Masalah ini yang masih menjadi kendala di UMKM, sebab setiap kali pengajuan pinjaman kredit di perbankan hal tersebut selalu dipersoalkan, sehingga bank enggan memberikan pinjaman
Mataram,  (Antara) - Pemerintah Provinsi Nusa Tenggara Barat melatih 420 unit usaha mikro kecil dan menengah (UMKM) sebagai langkah antisipasi menghadapi Masyarakat Ekonomi ASEAN (MEA) tahun 2015.

Kepala Dinas Koperasi dan UMKM NTB Supran di Mataram, Selasa, mengatakan pelatihan itu dititikberatkan pada penyusunan laporan keuangan yang hingga kini seluruh UMKM masih kesulitan menyelesaikannya.

"Masalah ini yang masih menjadi kendala di UMKM, sebab setiap kali pengajuan pinjaman kredit di perbankan hal tersebut selalu dipersoalkan, sehingga bank enggan memberikan pinjaman," kata Supran.

Menurut dia, semestinya hal ini tidak perlu terjadi jika UMKM tersebut telah memahami bagaimana menyusun laporan keuangan yang baik dan dapat diterima oleh dunia perbankan.

"Jadi laporan keuangan itu harus `bankable`, artinya bagaimana menyusun laporan keuangan baik neraca saldo, buku besar, maupun transaksi keuangan yang dapat diterima oleh bank.
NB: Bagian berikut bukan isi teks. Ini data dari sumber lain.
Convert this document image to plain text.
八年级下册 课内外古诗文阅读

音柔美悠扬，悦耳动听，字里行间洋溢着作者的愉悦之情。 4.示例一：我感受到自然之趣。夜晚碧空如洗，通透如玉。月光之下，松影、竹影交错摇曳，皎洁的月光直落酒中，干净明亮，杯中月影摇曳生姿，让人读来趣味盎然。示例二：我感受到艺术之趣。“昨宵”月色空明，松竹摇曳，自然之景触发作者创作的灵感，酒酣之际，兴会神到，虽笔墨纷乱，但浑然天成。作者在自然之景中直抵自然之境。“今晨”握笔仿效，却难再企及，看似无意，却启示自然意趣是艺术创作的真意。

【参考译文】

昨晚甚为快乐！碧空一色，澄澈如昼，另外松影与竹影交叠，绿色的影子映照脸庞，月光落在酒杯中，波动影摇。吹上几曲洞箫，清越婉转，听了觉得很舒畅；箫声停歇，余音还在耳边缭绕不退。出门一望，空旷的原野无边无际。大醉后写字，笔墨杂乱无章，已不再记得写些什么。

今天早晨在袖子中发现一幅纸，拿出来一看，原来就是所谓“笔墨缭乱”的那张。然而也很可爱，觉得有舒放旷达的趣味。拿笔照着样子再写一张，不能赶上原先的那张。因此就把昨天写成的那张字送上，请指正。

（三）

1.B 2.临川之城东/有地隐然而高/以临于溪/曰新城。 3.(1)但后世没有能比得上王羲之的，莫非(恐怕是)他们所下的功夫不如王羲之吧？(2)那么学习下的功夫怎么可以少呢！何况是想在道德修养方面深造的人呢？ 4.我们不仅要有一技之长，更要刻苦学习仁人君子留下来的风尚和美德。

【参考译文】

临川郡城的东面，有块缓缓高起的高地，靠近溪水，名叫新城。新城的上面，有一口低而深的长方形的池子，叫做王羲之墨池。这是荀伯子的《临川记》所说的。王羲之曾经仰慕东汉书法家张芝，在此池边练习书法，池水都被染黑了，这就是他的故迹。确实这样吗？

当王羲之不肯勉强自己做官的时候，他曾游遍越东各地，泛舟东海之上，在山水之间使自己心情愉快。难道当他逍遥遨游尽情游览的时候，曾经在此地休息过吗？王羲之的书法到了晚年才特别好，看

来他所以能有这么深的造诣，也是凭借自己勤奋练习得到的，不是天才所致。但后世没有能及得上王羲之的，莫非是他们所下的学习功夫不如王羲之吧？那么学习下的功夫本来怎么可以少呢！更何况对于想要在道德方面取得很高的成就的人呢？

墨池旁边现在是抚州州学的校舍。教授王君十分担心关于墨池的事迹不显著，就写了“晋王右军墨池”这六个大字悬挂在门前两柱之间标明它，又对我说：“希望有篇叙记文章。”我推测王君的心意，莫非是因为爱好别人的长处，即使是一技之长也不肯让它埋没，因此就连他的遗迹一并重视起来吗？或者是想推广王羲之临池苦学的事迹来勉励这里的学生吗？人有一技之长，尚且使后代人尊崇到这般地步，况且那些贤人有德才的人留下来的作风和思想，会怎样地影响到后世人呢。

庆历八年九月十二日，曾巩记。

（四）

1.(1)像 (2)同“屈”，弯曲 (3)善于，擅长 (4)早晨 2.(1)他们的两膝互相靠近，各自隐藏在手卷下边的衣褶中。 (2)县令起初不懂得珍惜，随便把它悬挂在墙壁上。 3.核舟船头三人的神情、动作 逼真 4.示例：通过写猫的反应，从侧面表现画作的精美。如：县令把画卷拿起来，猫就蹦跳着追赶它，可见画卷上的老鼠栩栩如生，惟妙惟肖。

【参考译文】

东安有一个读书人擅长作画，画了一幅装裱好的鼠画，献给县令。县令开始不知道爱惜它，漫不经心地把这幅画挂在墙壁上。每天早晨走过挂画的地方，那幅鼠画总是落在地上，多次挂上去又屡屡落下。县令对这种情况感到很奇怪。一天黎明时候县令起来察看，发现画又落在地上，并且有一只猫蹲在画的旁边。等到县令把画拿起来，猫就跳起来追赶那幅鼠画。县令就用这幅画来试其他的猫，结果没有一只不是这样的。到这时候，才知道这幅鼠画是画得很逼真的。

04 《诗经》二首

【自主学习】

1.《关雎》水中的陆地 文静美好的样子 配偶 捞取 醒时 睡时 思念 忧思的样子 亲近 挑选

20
Paling tidak UMKM dapat menyusun laporan keuangan secara sederhana saja dulu," ujarnya.

Menurutnya, untuk tahun 2014 sudah 14 angkatan yang dilatih menyusun laporan keuangan, masing-masing angkatan terdiri atas 30 orang atau satu UMKM sehingga total keseluruhan 420 UMKM.

"Jumlah tersebut dari total 600 UMKM yang tersebar di 10 kabupaten/kota se-NTB. Sedangkan jumlah koperasi di daerah ini mencapai 3.904 unit," katanya.

Namun, kata Supran, yang mengikuti pelatihan itu adalah UMKM yang masuk dalam kategori usaha mikro, bukan industri dalam skala menengah ataupun besar. "Artinya, yang memiliki omzet di atas Rp50 juta pertahun," katanya.

Ia mengatakan, rata-rata UMKM yang mengikuti pelatihan ini bergerak di bidang usaha kerajinan, pertanian, dan industri olahan lainnya.

Menurutnya, anggaran yang digunakan untuk membiayai pelatihan UMKM tersebut bersumber dari dana bagi hasil cukai hasil tembakau (DBHCHT) yang diperoleh Pemerintah Provinsi NTB.

Pihaknya optimistis menjelang diberlakukannya MEA tahun 2015, UMKM di NTB sudah siap bersaing dengan negara sesama ASEAN.

"Sebetulnya, kami tidak terlalu khawatir terhadap kondisi UMKM. Justru yang dikhawatirkan, bisakah industri menengah atau besar mampu bersaing dalam MEA 2015," kata Supran.